I think there is some bad info popping up on here. I don't know a whole bunch about this subject, so please correct me if I'm wrong.
HSA's are not intended to be retirement accounts, but they do act like Traditional IRAs in a lot of senses. The biggest issue, though, is that the only way to get money out of them penalty free and tax free before you are 65 is to get reimbursed for prior medical expenses. You cannot roll them over to a Roth without paying a 10% penalty AND income tax on the conversion. You cannot take a non-qualified (i.e. not medical) distribution prior to 65 without paying a 20% penalty AND income tax on the distribution. It's not just a 20% penalty, it's 20% + marginal tax rate.
http://www.irs.gov/publications/p969/ar02.html#en_US_2013_publink1000204081I think that the best progression for saving for (early) retirement is 401k match, Traditional IRA, max 401k, HSA, then standard taxable account. I've been reading that there are a lot of benefits to HSA's, but I'm not comfortable with their limitations to say that's where my first retirement savings dollars should go.
Mad Fientist loves the HSA, but he starts by assuming you can max all tax-advantaged accounts anyway. If you are in full-MMM saving mode that is a good assumption, too. But when you are trying to decide which type of accounts you should save in while you are ramping up savings, I think the progression above is the way to go.
There are ways to get access to Traditional IRA money in early retirement without paying any penalties. It's called a Roth IRA conversion ladder. This does not work for an HSA, though.
And to address another point that you asked earlier: "living off the interest" is just a phrase that means you have enough savings that the returns generated by those savings are enough to cover your expenses. Typically this is simplified into a 4% safe withdrawal rate (SWR), which is determined by a 7% growth assumption minus a 3% inflation assumption. So most folks' goals around here are to accumulate at least 25x expenses in their savings accounts so that when you take 4% of that number you end up with enough to cover your expenses.

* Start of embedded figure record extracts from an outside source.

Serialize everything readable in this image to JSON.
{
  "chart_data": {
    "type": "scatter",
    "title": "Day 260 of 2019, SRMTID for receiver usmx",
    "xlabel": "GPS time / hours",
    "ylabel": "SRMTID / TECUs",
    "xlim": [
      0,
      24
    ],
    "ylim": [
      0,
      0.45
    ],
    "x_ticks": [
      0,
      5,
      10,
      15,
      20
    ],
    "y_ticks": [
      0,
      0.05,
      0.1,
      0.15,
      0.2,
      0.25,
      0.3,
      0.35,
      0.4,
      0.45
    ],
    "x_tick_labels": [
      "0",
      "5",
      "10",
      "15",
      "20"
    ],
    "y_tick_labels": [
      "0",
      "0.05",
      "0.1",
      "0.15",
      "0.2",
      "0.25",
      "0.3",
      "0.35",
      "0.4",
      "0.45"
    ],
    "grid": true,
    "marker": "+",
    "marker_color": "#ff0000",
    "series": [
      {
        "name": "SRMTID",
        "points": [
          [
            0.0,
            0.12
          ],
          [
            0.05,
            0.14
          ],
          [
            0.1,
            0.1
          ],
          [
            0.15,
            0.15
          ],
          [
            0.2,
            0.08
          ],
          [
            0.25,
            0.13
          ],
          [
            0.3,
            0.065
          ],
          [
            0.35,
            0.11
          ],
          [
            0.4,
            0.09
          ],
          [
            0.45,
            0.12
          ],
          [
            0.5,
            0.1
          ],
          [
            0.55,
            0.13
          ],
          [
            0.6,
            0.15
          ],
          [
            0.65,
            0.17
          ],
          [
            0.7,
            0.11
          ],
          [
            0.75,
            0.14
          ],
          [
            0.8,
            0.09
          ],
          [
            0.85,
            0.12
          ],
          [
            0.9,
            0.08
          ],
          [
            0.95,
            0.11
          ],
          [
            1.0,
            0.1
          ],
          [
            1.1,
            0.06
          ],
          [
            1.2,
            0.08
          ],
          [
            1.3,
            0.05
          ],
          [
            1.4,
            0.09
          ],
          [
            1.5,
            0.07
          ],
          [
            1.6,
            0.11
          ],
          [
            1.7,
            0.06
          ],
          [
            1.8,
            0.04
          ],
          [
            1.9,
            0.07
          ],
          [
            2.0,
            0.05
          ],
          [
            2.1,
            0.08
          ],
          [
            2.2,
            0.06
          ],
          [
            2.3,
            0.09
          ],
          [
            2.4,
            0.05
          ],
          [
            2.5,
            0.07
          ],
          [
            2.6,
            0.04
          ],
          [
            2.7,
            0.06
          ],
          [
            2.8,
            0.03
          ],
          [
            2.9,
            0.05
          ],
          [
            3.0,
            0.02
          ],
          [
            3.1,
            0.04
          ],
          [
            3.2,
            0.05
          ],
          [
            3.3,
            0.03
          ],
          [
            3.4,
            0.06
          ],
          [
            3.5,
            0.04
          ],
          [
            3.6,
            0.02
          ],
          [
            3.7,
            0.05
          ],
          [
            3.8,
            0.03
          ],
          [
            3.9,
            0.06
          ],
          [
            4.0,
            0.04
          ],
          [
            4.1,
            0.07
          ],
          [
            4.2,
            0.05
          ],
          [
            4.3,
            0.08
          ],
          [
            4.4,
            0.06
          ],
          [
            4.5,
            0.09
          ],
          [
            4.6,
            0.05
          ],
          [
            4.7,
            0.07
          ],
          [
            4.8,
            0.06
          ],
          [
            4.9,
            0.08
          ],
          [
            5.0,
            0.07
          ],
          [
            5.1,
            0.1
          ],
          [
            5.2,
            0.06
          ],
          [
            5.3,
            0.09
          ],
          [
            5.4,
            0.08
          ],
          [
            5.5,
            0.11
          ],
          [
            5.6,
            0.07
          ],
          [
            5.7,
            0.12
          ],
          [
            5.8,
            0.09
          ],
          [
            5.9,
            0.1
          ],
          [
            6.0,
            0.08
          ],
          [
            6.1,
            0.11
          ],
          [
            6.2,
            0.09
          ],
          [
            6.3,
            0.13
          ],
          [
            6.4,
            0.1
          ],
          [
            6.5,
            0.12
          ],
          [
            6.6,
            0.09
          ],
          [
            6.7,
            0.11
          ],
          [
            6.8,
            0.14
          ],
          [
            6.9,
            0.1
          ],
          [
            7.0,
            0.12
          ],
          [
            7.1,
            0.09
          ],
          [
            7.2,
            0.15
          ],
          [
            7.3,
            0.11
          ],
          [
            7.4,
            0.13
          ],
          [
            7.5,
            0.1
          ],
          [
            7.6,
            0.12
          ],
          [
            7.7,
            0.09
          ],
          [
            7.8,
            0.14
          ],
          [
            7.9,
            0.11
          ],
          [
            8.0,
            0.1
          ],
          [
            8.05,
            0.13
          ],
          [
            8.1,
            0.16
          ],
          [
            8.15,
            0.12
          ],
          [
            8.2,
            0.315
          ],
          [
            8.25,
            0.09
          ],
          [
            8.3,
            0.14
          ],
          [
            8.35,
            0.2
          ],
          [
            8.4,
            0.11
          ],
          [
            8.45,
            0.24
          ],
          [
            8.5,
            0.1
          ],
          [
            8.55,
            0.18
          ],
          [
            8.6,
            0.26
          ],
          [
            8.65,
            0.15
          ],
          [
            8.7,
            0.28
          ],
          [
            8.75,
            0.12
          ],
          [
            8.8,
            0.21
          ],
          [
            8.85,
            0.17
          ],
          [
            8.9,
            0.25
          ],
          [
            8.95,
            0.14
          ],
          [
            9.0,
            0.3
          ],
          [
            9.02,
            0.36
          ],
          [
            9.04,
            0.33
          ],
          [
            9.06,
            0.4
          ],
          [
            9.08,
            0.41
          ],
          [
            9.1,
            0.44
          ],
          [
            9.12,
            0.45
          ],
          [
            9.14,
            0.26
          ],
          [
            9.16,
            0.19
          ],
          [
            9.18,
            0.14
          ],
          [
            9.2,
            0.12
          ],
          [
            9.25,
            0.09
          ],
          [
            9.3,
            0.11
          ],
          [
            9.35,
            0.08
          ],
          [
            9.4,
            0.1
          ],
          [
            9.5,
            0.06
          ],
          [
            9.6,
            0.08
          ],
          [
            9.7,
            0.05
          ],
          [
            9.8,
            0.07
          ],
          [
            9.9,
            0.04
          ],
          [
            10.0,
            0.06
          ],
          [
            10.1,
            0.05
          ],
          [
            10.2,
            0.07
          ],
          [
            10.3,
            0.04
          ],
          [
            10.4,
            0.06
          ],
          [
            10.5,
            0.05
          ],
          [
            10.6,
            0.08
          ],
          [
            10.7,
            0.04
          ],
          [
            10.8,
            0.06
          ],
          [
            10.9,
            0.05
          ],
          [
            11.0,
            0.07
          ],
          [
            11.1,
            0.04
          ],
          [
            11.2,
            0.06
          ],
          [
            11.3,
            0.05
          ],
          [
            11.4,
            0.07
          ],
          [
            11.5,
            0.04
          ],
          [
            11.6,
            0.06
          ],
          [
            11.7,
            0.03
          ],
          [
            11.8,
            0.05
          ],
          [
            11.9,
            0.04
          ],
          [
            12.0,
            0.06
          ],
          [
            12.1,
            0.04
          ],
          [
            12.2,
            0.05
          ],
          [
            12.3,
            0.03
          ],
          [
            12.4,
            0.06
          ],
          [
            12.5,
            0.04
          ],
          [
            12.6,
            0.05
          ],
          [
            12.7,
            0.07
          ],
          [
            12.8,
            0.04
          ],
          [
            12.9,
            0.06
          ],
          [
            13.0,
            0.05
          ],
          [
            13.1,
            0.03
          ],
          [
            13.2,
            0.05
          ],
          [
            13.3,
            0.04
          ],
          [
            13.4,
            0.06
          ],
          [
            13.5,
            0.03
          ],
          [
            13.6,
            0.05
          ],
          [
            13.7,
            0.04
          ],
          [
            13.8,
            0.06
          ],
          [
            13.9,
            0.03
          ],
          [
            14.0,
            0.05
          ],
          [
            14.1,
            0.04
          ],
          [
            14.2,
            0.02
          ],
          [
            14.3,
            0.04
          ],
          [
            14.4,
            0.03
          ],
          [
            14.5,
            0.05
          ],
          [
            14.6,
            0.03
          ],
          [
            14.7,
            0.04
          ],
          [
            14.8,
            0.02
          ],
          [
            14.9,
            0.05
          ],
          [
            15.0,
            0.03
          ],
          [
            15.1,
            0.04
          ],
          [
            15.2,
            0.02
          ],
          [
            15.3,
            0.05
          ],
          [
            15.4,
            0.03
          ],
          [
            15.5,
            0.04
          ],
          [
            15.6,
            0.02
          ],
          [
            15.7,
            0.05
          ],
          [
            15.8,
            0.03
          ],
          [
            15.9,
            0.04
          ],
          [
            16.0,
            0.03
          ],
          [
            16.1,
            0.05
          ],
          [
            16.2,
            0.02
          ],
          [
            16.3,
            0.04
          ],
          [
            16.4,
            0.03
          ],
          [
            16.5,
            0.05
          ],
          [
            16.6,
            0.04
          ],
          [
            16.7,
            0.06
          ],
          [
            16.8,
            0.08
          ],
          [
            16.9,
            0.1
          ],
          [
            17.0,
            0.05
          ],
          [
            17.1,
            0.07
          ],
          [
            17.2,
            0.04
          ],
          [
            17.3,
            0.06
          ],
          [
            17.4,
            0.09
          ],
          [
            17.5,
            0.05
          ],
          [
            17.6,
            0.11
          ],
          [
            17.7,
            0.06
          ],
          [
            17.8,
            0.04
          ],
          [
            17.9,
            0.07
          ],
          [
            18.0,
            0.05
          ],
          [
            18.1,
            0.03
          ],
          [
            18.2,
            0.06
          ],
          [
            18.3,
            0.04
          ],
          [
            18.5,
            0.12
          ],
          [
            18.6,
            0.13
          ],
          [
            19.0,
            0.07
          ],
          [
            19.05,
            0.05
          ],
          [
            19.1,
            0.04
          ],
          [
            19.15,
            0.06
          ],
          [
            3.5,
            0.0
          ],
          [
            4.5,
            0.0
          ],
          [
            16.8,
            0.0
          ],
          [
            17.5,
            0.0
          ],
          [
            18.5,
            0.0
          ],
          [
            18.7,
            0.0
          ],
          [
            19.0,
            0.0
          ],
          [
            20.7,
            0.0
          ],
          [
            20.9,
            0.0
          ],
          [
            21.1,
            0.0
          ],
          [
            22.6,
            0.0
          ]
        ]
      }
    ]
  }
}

These questions are all necessary for a proper understanding of what you're up against, but they end up wide ranging and don't necessary match the topic of the post. You won't get all of the experts in here answering SWR questions if they think the post is just about HSAs, so it's probably best to do some more research and post those questions separately so you can get better feedback.
Anybody else have any thoughts or ways around the HSA penalties for early retirement usage? In his "Ultimate Retirement Account" post, MF doesn't have any other way of getting money out of the account than to use un-reimbursed expenses or turning 65. The IRS link above seems to say all penalties are in addition to income tax. I've answered to the best of my ability, but I don't know if I've made any bad assumptions above.